Not so long ago I queued in persistent Aberdeen drizzle to hand over my expensive match ticket for a one-day cricket international.

My mood darkened with the weather as the booted and suited were ushered through a dedicated entrance apart from we hoi polloi who had paid for our tickets. They, of course, were the corporate elect, memorably christened the "prawn sandwich brigade" by former Manchester United captain Roy Keane.

Nothing, apart from television-dictated kick-offs, annoys ordinary fans more than corporate hospitality. The reasons are not hard to find. In the gents I met a stray from the corporate compound. "What do you think of it so far?" he asked.

I suggested that Jimmy Anderson was still quick despite the damp underfoot conditions. The adjacent cognoscenti paused a moment before asking: "Is he a batter or bowler then?" My involuntary wince led him to add, perhaps unnecessarily, that he knew nothing about cricket. The "best thing" was "being paid to be there." Clearly a loss to the diplomatic corps.

It's not only football and cricket that are menaced by the corporate contagion. It is as aggressive and invasive as the Japanese kudzu beetle, and is spreading rapidly through most sports, threatening the long-term welfare of its hosts. Anyone who has tried unsuccessfully to obtain tickets for Wimbledon may well wonder why assorted politicians, business people and "movers and shakers" do not experience similar difficulties. Corporate credit cards talk in areas other than sport. They pay for the wining, dining and general entertainment of actual and potential clients. But where is the dividing line between corporate hospitality and corporate corruption? Wining and dining potential clients is a sweetener and an incentive to "remember us" when awarding the next contract.

Critics of corporate hospitality are sometimes accused of envy or failing to understand the need to grease the wheels of business.

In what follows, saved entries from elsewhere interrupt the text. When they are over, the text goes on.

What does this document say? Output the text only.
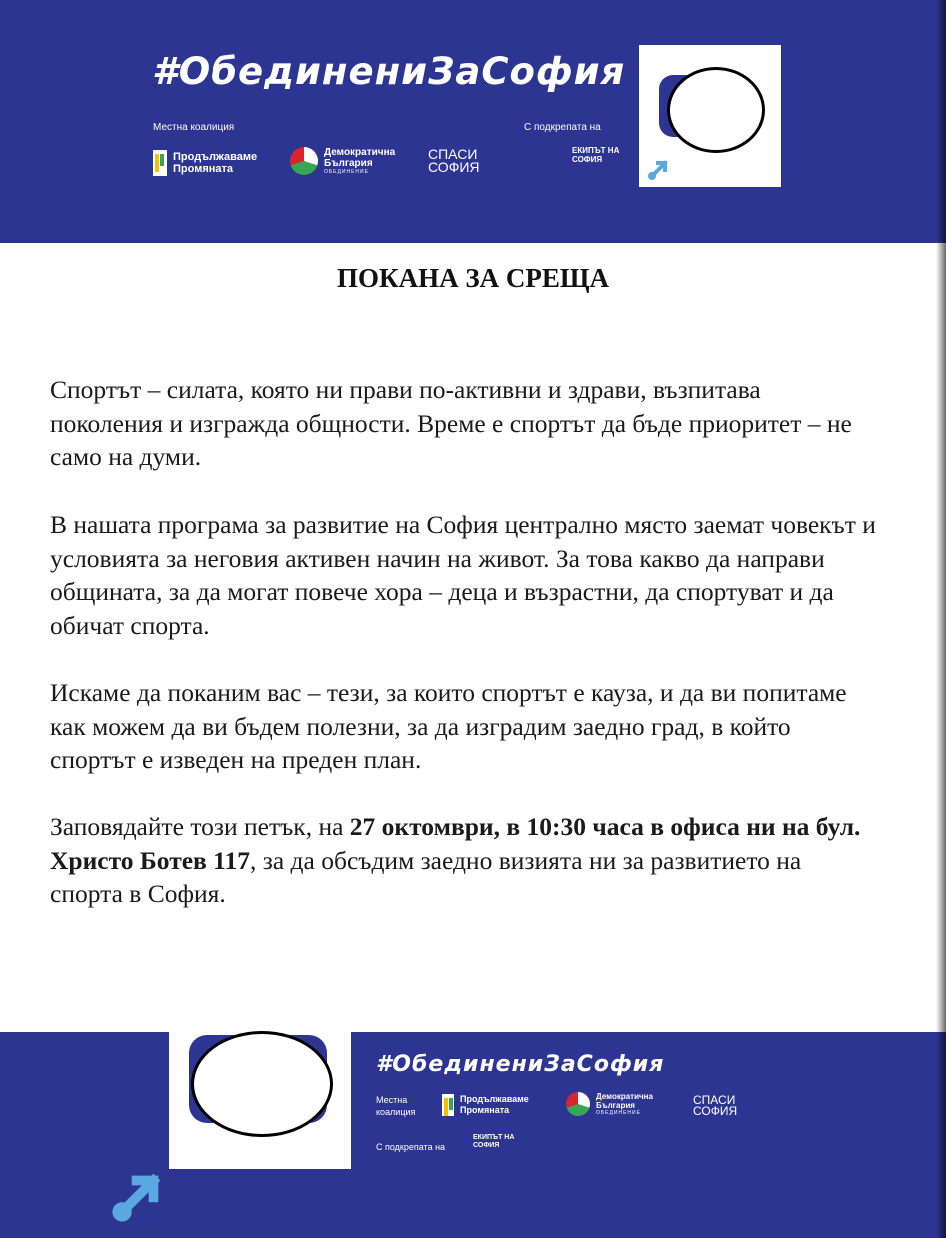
#ОбединениЗаСофия
Местна коалиция	С подкрепата на
Продължаваме Промяната
Демократична България
ОБЕДИНЕНИЕ
СПАСИ СОФИЯ
ЕКИПЪТ НА СОФИЯ
ПОКАНА ЗА СРЕЩА

Спортът – силата, която ни прави по-активни и здрави, възпитава поколения и изгражда общности. Време е спортът да бъде приоритет – не само на думи.

В нашата програма за развитие на София централно място заемат човекът и условията за неговия активен начин на живот. За това какво да направи общината, за да могат повече хора – деца и възрастни, да спортуват и да обичат спорта.

Искаме да поканим вас – тези, за които спортът е кауза, и да ви попитаме как можем да ви бъдем полезни, за да изградим заедно град, в който спортът е изведен на преден план.

Заповядайте този петък, на 27 октомври, в 10:30 часа в офиса ни на бул. Христо Ботев 117, за да обсъдим заедно визията ни за развитието на спорта в София.

#ОбединениЗаСофия
Местна
коалиция
Продължаваме Промяната
Демократична България
ОБЕДИНЕНИЕ
СПАСИ СОФИЯ
С подкрепата на
ЕКИПЪТ НА СОФИЯ
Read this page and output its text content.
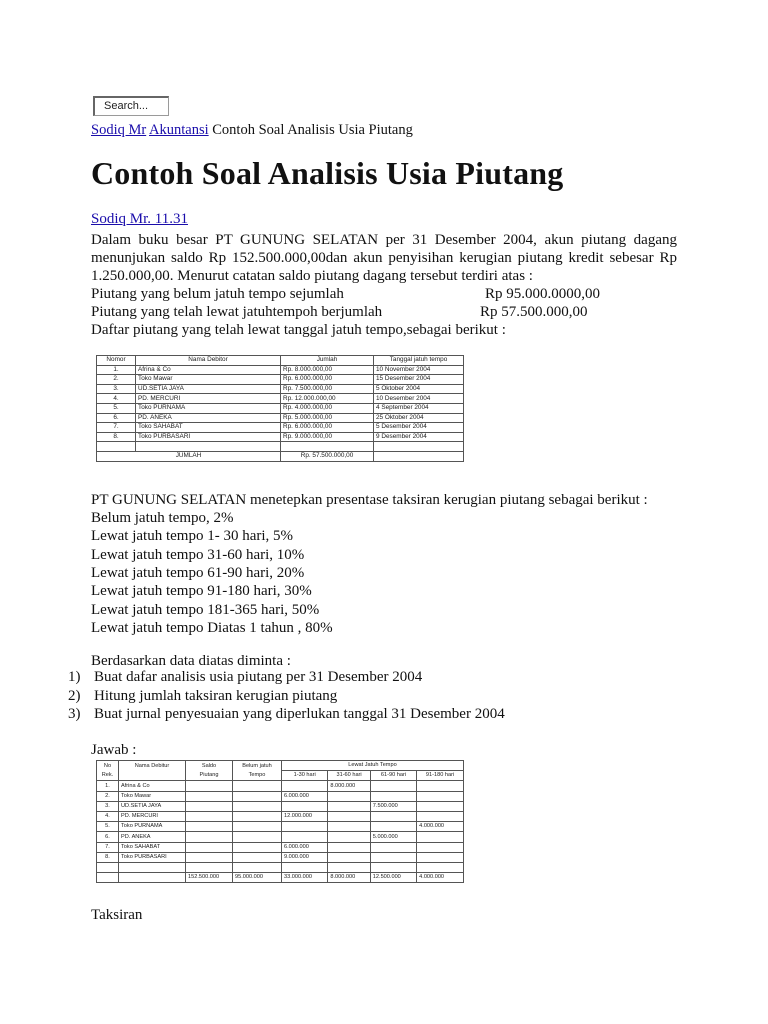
Search...
Sodiq Mr Akuntansi Contoh Soal Analisis Usia Piutang
Contoh Soal Analisis Usia Piutang
Sodiq Mr. 11.31
Dalam buku besar PT GUNUNG SELATAN per 31 Desember 2004, akun piutang dagang menunjukan saldo Rp 152.500.000,00dan akun penyisihan kerugian piutang kredit sebesar Rp 1.250.000,00. Menurut catatan saldo piutang dagang tersebut terdiri atas :
Piutang yang belum jatuh tempo sejumlah	Rp 95.000.0000,00
Piutang yang telah lewat jatuhtempoh berjumlah	Rp 57.500.000,00
Daftar piutang yang telah lewat tanggal jatuh tempo,sebagai berikut :
Nomor	Nama Debitor	Jumlah	Tanggal jatuh tempo
1.	Afrina & Co	Rp. 8.000.000,00	10 November 2004
2.	Toko Mawar	Rp. 6.000.000,00	15 Desember 2004
3.	UD.SETIA JAYA	Rp. 7.500.000,00	5 Oktober 2004
4.	PD. MERCURI	Rp. 12.000.000,00	10 Desember 2004
5.	Toko PURNAMA	Rp. 4.000.000,00	4 September 2004
6.	PD. ANEKA	Rp. 5.000.000,00	25 Oktober 2004
7.	Toko SAHABAT	Rp. 6.000.000,00	5 Desember 2004
8.	Toko PURBASARI	Rp. 9.000.000,00	9 Desember 2004

JUMLAH		Rp. 57.500.000,00	
PT GUNUNG SELATAN menetepkan presentase taksiran kerugian piutang sebagai berikut :
Belum jatuh tempo, 2%
Lewat jatuh tempo 1- 30 hari, 5%
Lewat jatuh tempo 31-60 hari, 10%
Lewat jatuh tempo 61-90 hari, 20%
Lewat jatuh tempo 91-180 hari, 30%
Lewat jatuh tempo 181-365 hari, 50%
Lewat jatuh tempo Diatas 1 tahun , 80%
Berdasarkan data diatas diminta :
1) Buat dafar analisis usia piutang per 31 Desember 2004
2) Hitung jumlah taksiran kerugian piutang
3) Buat jurnal penyesuaian yang diperlukan tanggal 31 Desember 2004
Jawab :
No	Nama Debitur	Saldo	Belum jatuh	Lewat Jatuh Tempo			
Rek.		Piutang	Tempo	1-30 hari	31-60 hari	61-90 hari	91-180 hari
1.	Afrina & Co				8.000.000		
2.	Toko Mawar			6.000.000			
3.	UD.SETIA JAYA					7.500.000	
4.	PD. MERCURI			12.000.000			
5.	Toko PURNAMA						4.000.000
6.	PD. ANEKA					5.000.000	
7.	Toko SAHABAT			6.000.000			
8.	Toko PURBASARI			9.000.000			

		152.500.000	95.000.000	33.000.000	8.000.000	12.500.000	4.000.000
Taksiran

Maybes aye, maybe no. Nevertheless, corporate hospitality is not cost neutral.

At the end of the day someone picks up the tab. Usually it is the consumer, those of us who buy the petrol or invest in sponsors' financial products.

In truth, corporate hospitality is further confirmation of whose opinion really matters in modern Britain. In much the same way as only little people pay taxes, it seems only little people buy their own tickets.